With the recommendation that the substitute (S-1) be adopted and that the bill then pass.
The committee further recommends that the bill be given immediate effect.
Ron Jelinek
Chairperson
To Report Out:
Yeas: Senators Jelinek, Pappageorge, Hardiman, Kahn, Cropsey, Garcia, George, Jansen, Brown, McManus and Stamas
Nays: Senators Switalski, Anderson, Barcia, Brater, Cherry, Clark-Coleman and Scott
The bill and the substitute recommended by the committee were referred to the Committee of the Whole.
The Committee on Appropriations reported
House Bill No. 5884, entitled
A bill to make appropriations for the department of energy, labor, and economic growth and certain other state purposes for the fiscal year ending September 30, 2011; to provide for the expenditure of those appropriations; to provide for the imposition of certain fees; to provide for the disposition of fees and other income received by the state agencies; to provide for reports to certain persons; and to prescribe powers and duties of certain state departments and certain state and local agencies and officers.
With the recommendation that the substitute (S-1) be adopted and that the bill then pass.
The committee further recommends that the bill be given immediate effect.
Ron Jelinek
Chairperson
To Report Out:
Yeas: Senators Jelinek, Pappageorge, Hardiman, Kahn, Cropsey, Garcia, George, Jansen, Brown, Stamas and Switalski
Nays: Senators Anderson, Barcia, Brater, Cherry, Clark-Coleman and Scott
The bill and the substitute recommended by the committee were referred to the Committee of the Whole.

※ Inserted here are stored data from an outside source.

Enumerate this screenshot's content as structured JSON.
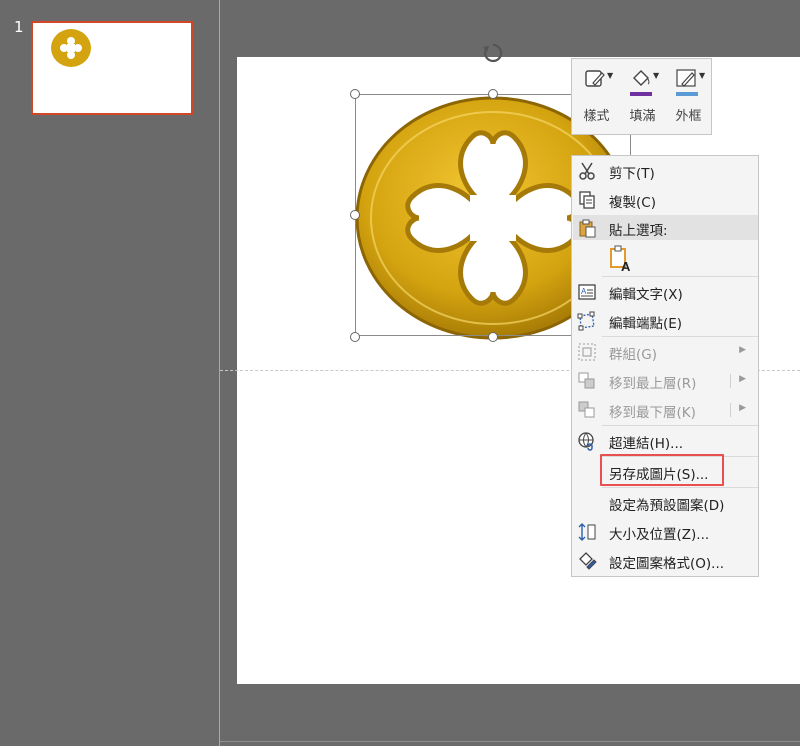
{
  "slides_pane": {
    "slide_number": "1"
  },
  "mini_toolbar": {
    "style_label": "樣式",
    "fill_label": "填滿",
    "outline_label": "外框",
    "colors": {
      "fill": "#7030a0",
      "outline": "#5b9bd5"
    }
  },
  "context_menu": {
    "items": [
      {
        "label": "剪下(T)",
        "icon": "scissors-icon",
        "enabled": true
      },
      {
        "label": "複製(C)",
        "icon": "copy-icon",
        "enabled": true
      },
      {
        "label": "貼上選項:",
        "icon": "paste-icon",
        "enabled": true
      },
      {
        "label": "編輯文字(X)",
        "icon": "edit-text-icon",
        "enabled": true
      },
      {
        "label": "編輯端點(E)",
        "icon": "edit-points-icon",
        "enabled": true
      },
      {
        "label": "群組(G)",
        "icon": "group-icon",
        "enabled": false
      },
      {
        "label": "移到最上層(R)",
        "icon": "bring-front-icon",
        "enabled": false
      },
      {
        "label": "移到最下層(K)",
        "icon": "send-back-icon",
        "enabled": false
      },
      {
        "label": "超連結(H)...",
        "icon": "hyperlink-icon",
        "enabled": true
      },
      {
        "label": "另存成圖片(S)...",
        "icon": "",
        "enabled": true
      },
      {
        "label": "設定為預設圖案(D)",
        "icon": "",
        "enabled": true
      },
      {
        "label": "大小及位置(Z)...",
        "icon": "size-position-icon",
        "enabled": true
      },
      {
        "label": "設定圖案格式(O)...",
        "icon": "format-shape-icon",
        "enabled": true
      }
    ],
    "highlighted_item": "另存成圖片(S)..."
  },
  "colors": {
    "shape_gold": "#d4a310",
    "highlight_red": "#e8504f",
    "thumb_border": "#d24726"
  }
}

The Committee on Appropriations reported
House Bill No. 5885, entitled
A bill to make appropriations for the department of military and veterans affairs for the fiscal year ending September 30, 2011; to provide for the expenditure of the appropriations; to provide for certain powers and duties of the department of military and veterans affairs, other state agencies, and local units of government related to the appropriations; and to provide for the preparation of certain reports related to the appropriations.
With the recommendation that the substitute (S-1) be adopted and that the bill then pass.
The committee further recommends that the bill be given immediate effect.
Ron Jelinek
Chairperson
To Report Out:
Yeas: Senators Jelinek, Pappageorge, Hardiman, Kahn, Cropsey, Garcia, George, Jansen, Brown, Stamas, Switalski, Anderson, Barcia, Brater, Cherry, Clark-Coleman and Scott
Nays: None
The bill and the substitute recommended by the committee were referred to the Committee of the Whole.
COMMITTEE ATTENDANCE REPORT
The Committee on Appropriations submitted the following:
Meeting held on Wednesday, May 12, 2010, at 2:00 p.m., Senate Appropriations Room, 3rd Floor, Capitol Building
Present: Senators Jelinek (C), Pappageorge, Hardiman, Kahn, Cropsey, Garcia, George, Jansen, Brown, McManus, Stamas, Switalski, Anderson, Barcia, Brater, Cherry, Clark-Coleman and Scott
Scheduled Meetings
Appropriations -
Subcommittee -
Community Health Department - Thursday, May 27, 1:00 p.m., Room 110, Capitol Building (373-2768)
Campaign and Election Oversight - Wednesday, May 19, 12:00 noon, Room 405, Capitol Building (373-1725)
Economic Development and Regulatory Reform - Wednesday, May 19, 1:00 p.m., Rooms 402 and 403, Capitol Building (373-7670)
Senator Cropsey moved that the Senate adjourn.
The motion prevailed, the time being 1:58 a.m.
The President pro tempore, Senator Richardville, declared the Senate adjourned until Tuesday, May 18, 2010, at 10:00 a.m.